Senator Elizabeth Warren made her bones railing against big banking and blue chip consolidation. Candidate Warren continues this rhetoric on the campaign trail, and many on Wall Street don't like it one bit.

In 2019, President Donald Trump's "business first" rhetoric and nationalistic economic policies carried his stock market through a U.S.-China trade war, a successful House impeachment, and the killing of prominent Iranian general Qassim Suleimani. So far, none of these potentially unsettling news items have created much more than a temporary dent in the market's rise to new highs week after week.

Does Warren really have the juice to throw cold water on a market like this? Let's take a look at why some analysts think so, combining their opinions with a little common sense.

A courtroom gavel with a digital overlay of 1s and 0s

Image source: Getty Images.

Warren will break up half of publicly traded companies

Candidate Warren has promised to break up big tech companies. Do you think this will actually happen when five of her top 10 donors are big tech companies (Alphabet (GOOGL 0.69%), Amazon (AMZN -1.11%), Microsoft (MSFT -0.66%), Apple (AAPL -0.81%), and IBM (IBM -0.35%))?

Warren has also promised to separate investment and commercial banking. The last Democrat in the top executive office couldn't even get a bank audit through and ended up giving away $1 trillion based on a three-page book report from then-Treasury Secretary Henry Paulson.

So, yeah. Probably not happening.

Warren will increase taxes on job creators to pay for "socialist" programs

Candidate Warren has put in quite a few eyebrow-raising proposals to raise money for Social Security and Healthcare for All, most notably the Real Corporate Profits Tax. This legislation would define a company's income tax basis by the numbers it reports to investors, not to the IRS. Every dollar above $100 million would be subject to a flat tax of 7%, which would affect about 1,200 public companies.

It's one thing to propose legislation; it's quite another to get the votes for it. Informal surveys presenting the Real Corporate Profits Tax to top accounting academics at the University of Illinois/Deloitte Tax Symposium garnered 0% support for the measure. Considering that nine of Warren's top 20 presidential campaign donors are universities (including No. 1 donor University of California and No. 3 donor Harvard), her more far-fetched tax measures would likely be a topic for measured discussion rather than easy passage.

Warren targets industries that have been flying high

Critics of Warren say her policies will hurt the industries that have been carrying the most water over the past decade of gains: biotech, big tech, energy, and finance. Looking back a few years, these are virtually the same industries that Obama critics said would be affected by an Obama presidency. Yet the stock market soared under Obama, although through different sectors were the biggest winners (alternative tech and small-cap stocks). 

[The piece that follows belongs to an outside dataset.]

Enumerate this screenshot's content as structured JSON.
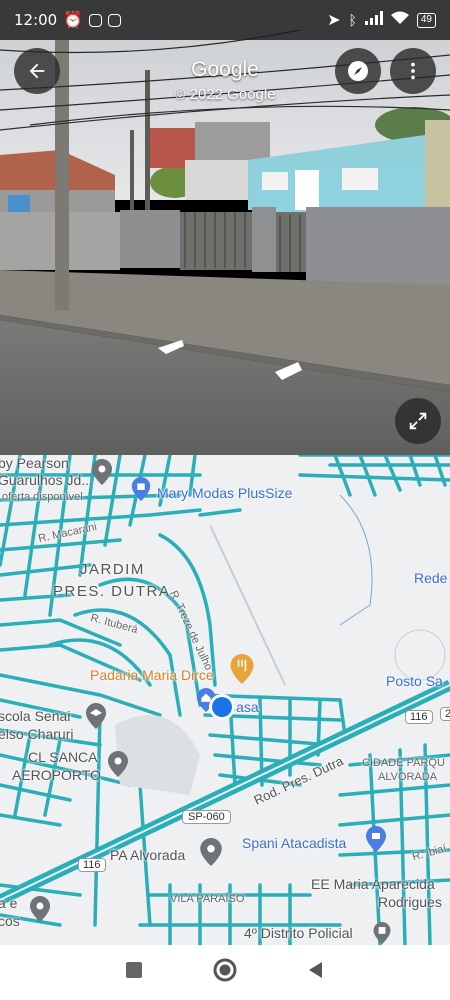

The relationship of any stock market to the president in office at the time is one of correlation, not causation. The point of the above commentary is to showcase that just because certain industries may be affected does not mean forward movement in the market will stop. If Warren were to move money away from big health, biotech, and finance, that money would be made up elsewhere -- likely in the smaller companies that are the beneficiaries of her policies.

The markets were initially leery of Trump's presidency. In early 2016, markets fell as Trump polls went up. This all changed around October 2016, when investors began to invest in a positive correlation with Trump's odds of winning. Analysts were predicting a doomsday then as well.

Will a Warren presidency affect the stock market? Sure. Will it kill 10 years of gains? We'd have to wait and see, but probably not.